INSAT-4A was the first one in the INSAT-4 Satellites series, providing services in the K_{u} and C band frequency bands. At the time of launch, it was the heaviest satellite India had produced. The K_{u} transponders cover the Indian main land and C-Band transponders cover an extended area. It has a dozen K_{u} transponders and another dozen of C-band transponders. This spacecraft was placed at 83°E along with INSAT-2E and INSAT-3B, by Ariane launch vehicle (ARIANE5-V169).

== Overview ==
INSAT-4A was a communication satellite intended for providing high quality television, telecommunication, broadcasting services and was the first satellite to be launched in the INSAT-4 series.

== Launch ==
INSAT-4A was launched by an Ariane 5, produced by Arianespace, on 21 Dec 2005 at 22.33 UTC from Kourou, French Guiana.
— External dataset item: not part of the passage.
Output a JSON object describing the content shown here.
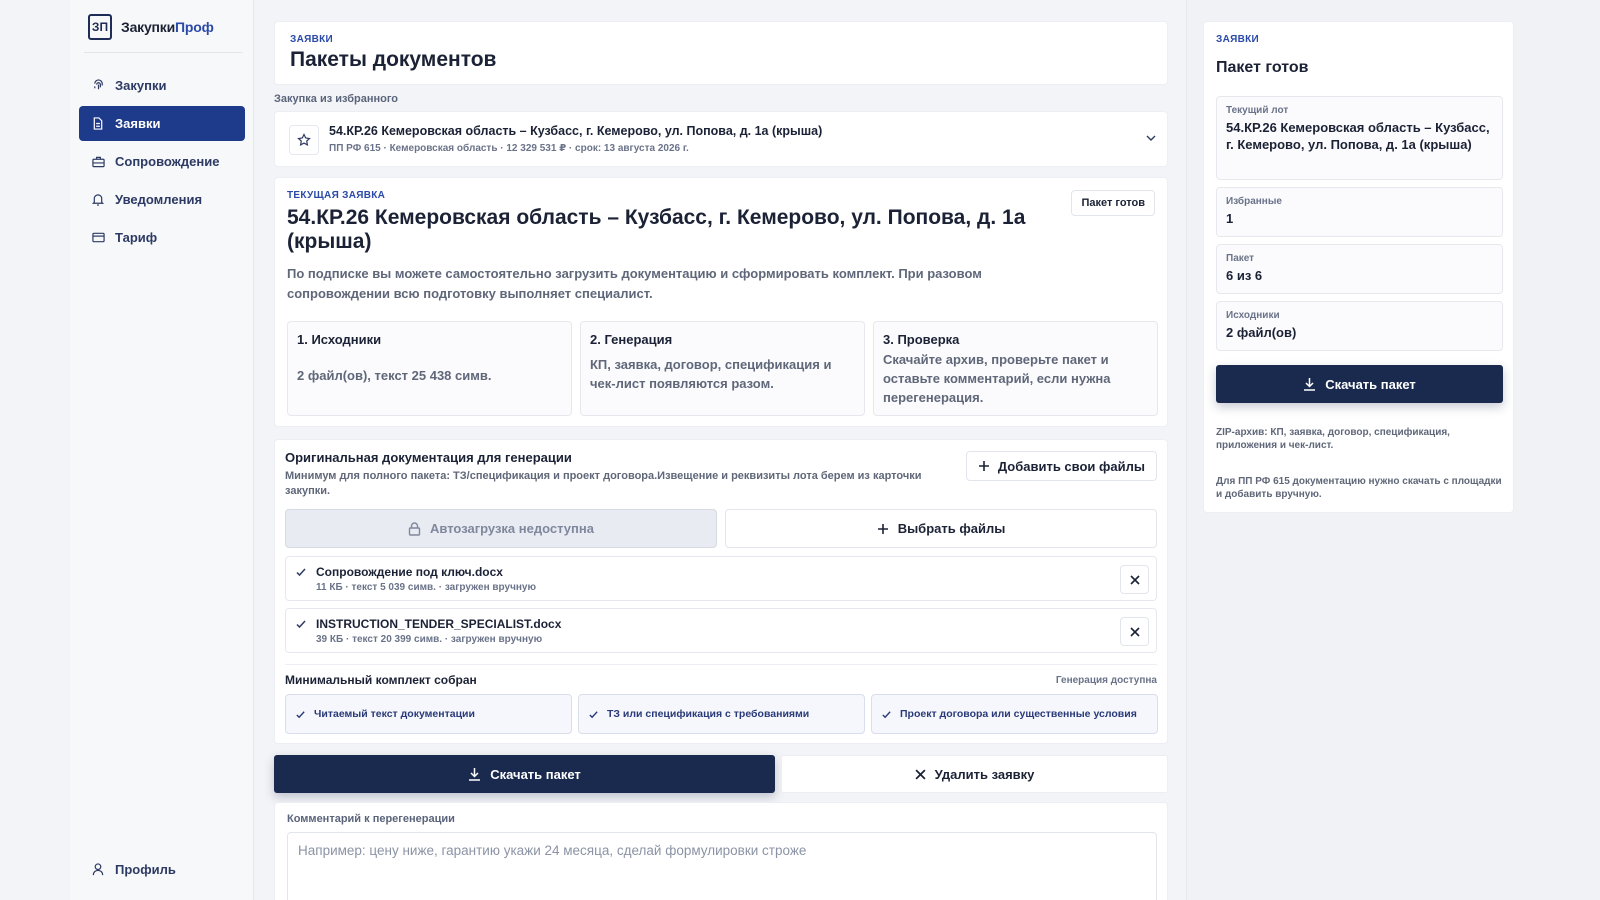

It was placed into a Geosynchronous Transfer Orbit (GTO), 30 minutes after lift-off in 3-axis stabilized mode, with a perigee of 859 km and an apogee of 36,055 km. Its co-passenger on board was Meteosat-9 of EUMETSAT.

== Payload ==
- 12 K_{u} band transponders. It was being used by Tata Sky.
- 12 C-band transponders

==End Of Life and Replacement==
The satellite was placed in the graveyard orbit on 21 October 2019 after almost 14 years in service. A replacement satellite GSAT-30 was launched on 21:05 UTC, 16 January 2020 aboard Ariane 5 VA251.